Para cumplir con este ambicioso calendario, la Casa Rosada planea agotar los plazos de las sesiones extraordinarias, que finalizarían el 28 de febrero. En Balcarce 50 entienden que el efecto político de ambas medidas se lograría en su totalidad si Milei las puede nombrar en su discurso. El plan contempla un tratamiento "relámpago" que ya comenzó a despertar fuertes críticas en los sectores opositores por la velocidad del trámite.

El presidente de la Cámara, Martín Menem, y el titular del bloque de La Libertad Avanza, Gabriel Bornoroni, diseñaron un esquema de trabajo para la semana próxima que busca liquidar el debate en solo dos días. La idea es citar a un plenario de comisiones el miércoles 18 de febrero para obtener el dictamen y bajar directamente al recinto el jueves 19 de febrero para la votación final.
Desde el oficialismo reconocieron que debieron resignar la idea de sesionar durante los feriados de carnaval para no tensionar la relación con sus aliados. "Aunque los propios estén, necesitamos de los socios y no los podemos obligar", admitió una alta fuente libertaria sobre la necesidad de contar con el quórum y las firmas de los bloques dialoguistas para avanzar con el dictamen de mayoría.
La principal traba que enfrenta el Gobierno es la negativa de gran parte de la oposición a un tratamiento tan simplificado de una ley de este peso. "En el Senado tardaron dos meses y acá lo quieren hacer en 48 horas. Es imposible que podamos tener una discusión seria en ese plazo", advirtió un diputado opositor sobre la estrategia del oficialismo.
A esto se suma la advertencia del bloque del PRO, liderado por Cristian Ritondo, quienes adelantaron que pedirán modificaciones en el texto que llegó con media sanción del Senado.
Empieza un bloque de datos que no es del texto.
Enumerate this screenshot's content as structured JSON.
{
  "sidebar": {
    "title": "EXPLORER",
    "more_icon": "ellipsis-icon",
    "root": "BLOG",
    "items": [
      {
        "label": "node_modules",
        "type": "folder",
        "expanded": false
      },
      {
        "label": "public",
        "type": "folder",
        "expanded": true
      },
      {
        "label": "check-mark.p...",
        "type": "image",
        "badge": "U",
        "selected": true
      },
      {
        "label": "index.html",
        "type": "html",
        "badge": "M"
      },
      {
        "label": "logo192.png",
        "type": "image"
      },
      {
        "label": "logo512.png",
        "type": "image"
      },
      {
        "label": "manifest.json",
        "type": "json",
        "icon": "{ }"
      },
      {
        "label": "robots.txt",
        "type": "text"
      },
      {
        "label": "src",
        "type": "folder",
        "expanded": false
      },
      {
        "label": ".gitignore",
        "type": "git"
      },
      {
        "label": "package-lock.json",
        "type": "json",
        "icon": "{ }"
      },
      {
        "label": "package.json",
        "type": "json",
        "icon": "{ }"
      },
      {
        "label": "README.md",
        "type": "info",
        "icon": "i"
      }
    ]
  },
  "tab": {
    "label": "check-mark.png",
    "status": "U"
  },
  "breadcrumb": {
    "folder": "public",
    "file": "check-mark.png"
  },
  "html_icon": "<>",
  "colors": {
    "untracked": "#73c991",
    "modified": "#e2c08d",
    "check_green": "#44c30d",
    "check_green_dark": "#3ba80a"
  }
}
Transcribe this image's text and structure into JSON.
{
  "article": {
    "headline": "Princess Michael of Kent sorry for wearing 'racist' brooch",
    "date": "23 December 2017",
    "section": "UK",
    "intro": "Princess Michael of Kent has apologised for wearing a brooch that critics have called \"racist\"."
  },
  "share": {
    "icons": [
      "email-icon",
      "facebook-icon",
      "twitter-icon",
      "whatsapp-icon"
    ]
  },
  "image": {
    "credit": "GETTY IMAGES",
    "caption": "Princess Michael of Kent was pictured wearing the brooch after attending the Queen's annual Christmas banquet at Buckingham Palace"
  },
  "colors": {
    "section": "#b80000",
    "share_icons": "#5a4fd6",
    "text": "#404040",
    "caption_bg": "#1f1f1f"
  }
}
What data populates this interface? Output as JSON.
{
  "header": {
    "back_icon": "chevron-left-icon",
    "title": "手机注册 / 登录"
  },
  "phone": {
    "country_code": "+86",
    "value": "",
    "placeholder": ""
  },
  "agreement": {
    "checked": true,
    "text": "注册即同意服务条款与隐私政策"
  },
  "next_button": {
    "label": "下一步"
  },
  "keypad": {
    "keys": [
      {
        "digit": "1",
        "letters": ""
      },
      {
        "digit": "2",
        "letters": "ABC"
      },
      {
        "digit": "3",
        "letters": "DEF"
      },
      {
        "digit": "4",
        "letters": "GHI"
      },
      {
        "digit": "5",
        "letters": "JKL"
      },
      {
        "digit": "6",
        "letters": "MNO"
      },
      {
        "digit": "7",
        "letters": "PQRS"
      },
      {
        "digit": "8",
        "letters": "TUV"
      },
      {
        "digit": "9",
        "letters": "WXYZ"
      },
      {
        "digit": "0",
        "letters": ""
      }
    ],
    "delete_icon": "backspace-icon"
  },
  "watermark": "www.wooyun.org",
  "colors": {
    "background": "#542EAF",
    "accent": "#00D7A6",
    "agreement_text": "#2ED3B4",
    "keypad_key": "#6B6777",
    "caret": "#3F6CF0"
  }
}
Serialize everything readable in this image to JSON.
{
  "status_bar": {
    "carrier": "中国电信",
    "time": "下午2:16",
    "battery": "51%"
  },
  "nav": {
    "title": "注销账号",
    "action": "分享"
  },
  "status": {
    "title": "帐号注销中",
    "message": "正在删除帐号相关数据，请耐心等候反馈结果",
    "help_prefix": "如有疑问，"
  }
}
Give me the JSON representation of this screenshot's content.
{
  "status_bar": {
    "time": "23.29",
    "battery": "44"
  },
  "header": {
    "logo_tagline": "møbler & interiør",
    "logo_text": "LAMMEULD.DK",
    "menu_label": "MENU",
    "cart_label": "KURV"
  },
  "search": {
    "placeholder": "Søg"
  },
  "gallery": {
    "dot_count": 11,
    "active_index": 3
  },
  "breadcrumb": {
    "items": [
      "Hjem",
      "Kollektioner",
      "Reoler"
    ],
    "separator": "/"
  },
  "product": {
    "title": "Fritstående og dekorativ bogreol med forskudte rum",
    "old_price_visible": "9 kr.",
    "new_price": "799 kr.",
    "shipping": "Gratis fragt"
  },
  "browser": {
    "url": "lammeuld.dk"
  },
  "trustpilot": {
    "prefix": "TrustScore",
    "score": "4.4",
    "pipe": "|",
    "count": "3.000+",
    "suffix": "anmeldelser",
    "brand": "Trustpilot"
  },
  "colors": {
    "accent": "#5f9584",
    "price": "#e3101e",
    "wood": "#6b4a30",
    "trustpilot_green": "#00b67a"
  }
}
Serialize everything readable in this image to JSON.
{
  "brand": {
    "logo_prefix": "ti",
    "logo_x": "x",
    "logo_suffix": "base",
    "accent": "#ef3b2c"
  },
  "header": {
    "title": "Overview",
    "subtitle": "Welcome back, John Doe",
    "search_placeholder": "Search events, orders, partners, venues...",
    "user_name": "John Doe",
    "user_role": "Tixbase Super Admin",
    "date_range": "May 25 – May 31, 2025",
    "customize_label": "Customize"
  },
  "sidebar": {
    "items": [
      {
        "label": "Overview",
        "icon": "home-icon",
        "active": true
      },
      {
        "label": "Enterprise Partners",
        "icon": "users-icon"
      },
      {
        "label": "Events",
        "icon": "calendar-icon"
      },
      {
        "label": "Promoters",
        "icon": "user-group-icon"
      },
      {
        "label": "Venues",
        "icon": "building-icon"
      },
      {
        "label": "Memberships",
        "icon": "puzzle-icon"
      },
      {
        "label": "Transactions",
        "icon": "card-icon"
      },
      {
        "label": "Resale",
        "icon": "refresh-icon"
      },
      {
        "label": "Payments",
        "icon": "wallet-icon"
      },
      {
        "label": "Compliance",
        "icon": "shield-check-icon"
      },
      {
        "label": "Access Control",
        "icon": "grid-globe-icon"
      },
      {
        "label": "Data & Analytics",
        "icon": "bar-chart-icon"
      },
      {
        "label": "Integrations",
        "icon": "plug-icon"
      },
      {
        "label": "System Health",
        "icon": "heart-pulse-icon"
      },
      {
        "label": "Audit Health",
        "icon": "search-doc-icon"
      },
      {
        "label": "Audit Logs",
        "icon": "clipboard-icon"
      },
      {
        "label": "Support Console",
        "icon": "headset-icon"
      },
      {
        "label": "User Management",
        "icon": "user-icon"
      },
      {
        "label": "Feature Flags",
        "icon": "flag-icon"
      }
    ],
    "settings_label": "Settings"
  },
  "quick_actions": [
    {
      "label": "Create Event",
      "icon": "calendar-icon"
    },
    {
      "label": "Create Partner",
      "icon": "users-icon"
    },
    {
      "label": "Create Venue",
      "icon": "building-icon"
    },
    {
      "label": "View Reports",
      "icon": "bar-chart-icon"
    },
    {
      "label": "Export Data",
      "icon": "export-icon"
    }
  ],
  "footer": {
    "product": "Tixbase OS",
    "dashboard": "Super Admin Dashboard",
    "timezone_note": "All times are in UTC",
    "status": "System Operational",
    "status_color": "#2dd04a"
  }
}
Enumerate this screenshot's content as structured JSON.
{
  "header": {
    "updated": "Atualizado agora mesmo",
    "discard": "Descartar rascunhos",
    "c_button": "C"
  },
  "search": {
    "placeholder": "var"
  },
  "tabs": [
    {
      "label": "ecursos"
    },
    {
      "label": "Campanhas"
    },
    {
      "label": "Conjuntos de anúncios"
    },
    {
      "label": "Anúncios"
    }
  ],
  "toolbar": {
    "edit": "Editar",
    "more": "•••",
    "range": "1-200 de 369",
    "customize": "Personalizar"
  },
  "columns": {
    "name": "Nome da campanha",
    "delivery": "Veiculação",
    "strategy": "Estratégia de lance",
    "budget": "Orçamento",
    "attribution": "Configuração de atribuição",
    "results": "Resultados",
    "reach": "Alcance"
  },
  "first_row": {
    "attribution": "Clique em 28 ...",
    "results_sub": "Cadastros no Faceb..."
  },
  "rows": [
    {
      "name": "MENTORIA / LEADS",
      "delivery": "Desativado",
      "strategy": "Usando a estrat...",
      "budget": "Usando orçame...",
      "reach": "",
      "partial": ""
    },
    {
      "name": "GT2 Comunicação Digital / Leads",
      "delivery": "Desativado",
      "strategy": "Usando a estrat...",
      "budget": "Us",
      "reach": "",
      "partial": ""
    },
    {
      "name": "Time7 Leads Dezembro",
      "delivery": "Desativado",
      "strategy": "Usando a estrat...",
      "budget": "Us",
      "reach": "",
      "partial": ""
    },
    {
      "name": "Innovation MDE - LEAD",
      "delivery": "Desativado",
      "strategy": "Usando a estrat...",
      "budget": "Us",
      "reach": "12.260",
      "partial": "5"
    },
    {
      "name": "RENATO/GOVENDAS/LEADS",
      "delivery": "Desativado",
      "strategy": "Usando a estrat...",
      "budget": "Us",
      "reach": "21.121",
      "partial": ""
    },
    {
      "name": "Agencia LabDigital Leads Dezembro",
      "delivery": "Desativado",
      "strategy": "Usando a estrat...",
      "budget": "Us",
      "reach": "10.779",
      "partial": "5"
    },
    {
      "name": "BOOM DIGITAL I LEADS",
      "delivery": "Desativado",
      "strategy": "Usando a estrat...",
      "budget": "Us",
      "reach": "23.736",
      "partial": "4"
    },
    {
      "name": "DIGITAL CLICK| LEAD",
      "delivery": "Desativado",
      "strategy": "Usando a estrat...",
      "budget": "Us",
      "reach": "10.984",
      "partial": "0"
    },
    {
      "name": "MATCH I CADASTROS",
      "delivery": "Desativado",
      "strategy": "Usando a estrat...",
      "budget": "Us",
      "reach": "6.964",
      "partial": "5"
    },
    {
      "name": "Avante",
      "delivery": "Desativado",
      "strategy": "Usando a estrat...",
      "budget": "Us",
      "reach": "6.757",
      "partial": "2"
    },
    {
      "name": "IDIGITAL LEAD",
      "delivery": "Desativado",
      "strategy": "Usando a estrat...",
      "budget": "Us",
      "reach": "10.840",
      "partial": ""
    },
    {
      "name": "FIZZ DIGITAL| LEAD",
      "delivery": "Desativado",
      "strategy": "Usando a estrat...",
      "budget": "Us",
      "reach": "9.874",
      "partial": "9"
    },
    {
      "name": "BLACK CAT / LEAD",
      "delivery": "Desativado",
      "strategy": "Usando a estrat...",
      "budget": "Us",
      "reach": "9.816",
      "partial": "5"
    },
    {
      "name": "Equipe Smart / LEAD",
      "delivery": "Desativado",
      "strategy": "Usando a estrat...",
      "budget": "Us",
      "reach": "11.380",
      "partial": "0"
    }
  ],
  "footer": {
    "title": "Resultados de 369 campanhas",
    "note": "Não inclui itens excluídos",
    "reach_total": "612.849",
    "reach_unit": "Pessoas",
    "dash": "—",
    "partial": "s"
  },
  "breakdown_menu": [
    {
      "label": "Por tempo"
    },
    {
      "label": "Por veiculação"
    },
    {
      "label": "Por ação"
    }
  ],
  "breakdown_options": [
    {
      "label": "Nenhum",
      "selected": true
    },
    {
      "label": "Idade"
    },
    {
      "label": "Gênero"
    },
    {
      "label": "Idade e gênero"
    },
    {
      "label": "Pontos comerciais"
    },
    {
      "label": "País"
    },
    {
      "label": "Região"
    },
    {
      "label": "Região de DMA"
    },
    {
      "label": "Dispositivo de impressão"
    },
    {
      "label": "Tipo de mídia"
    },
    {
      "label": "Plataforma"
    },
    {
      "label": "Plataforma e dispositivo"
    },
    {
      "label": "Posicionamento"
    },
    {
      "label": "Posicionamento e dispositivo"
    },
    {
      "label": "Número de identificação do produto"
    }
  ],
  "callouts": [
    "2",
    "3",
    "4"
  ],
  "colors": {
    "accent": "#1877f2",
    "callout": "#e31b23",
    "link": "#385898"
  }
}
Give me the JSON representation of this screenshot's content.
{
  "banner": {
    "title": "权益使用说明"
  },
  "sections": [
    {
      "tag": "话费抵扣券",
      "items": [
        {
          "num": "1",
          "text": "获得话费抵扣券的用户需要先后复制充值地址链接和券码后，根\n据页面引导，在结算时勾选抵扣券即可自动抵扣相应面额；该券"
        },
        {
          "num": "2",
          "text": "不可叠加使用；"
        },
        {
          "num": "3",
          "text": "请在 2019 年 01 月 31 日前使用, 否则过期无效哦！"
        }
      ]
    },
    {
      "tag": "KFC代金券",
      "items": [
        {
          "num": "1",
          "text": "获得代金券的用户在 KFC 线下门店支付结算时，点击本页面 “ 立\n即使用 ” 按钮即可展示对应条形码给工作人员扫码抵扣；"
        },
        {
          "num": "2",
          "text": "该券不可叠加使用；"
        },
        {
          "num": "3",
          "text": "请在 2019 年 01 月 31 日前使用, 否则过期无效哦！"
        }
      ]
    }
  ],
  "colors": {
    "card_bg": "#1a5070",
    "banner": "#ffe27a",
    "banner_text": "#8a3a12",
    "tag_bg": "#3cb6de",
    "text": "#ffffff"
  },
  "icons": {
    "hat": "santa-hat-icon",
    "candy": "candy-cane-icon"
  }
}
Si Diputados introduce cualquier cambio, el proyecto deberá volver a la Cámara alta, lo que arruinaría el plan de Javier Milei de tener la ley lista antes de su discurso del 1 de marzo. En paralelo, Patricia Bullrich también impone su ritmo en el Senado para sancionar el régimen penal juvenil y otros acuerdos internacionales antes del cierre de febrero.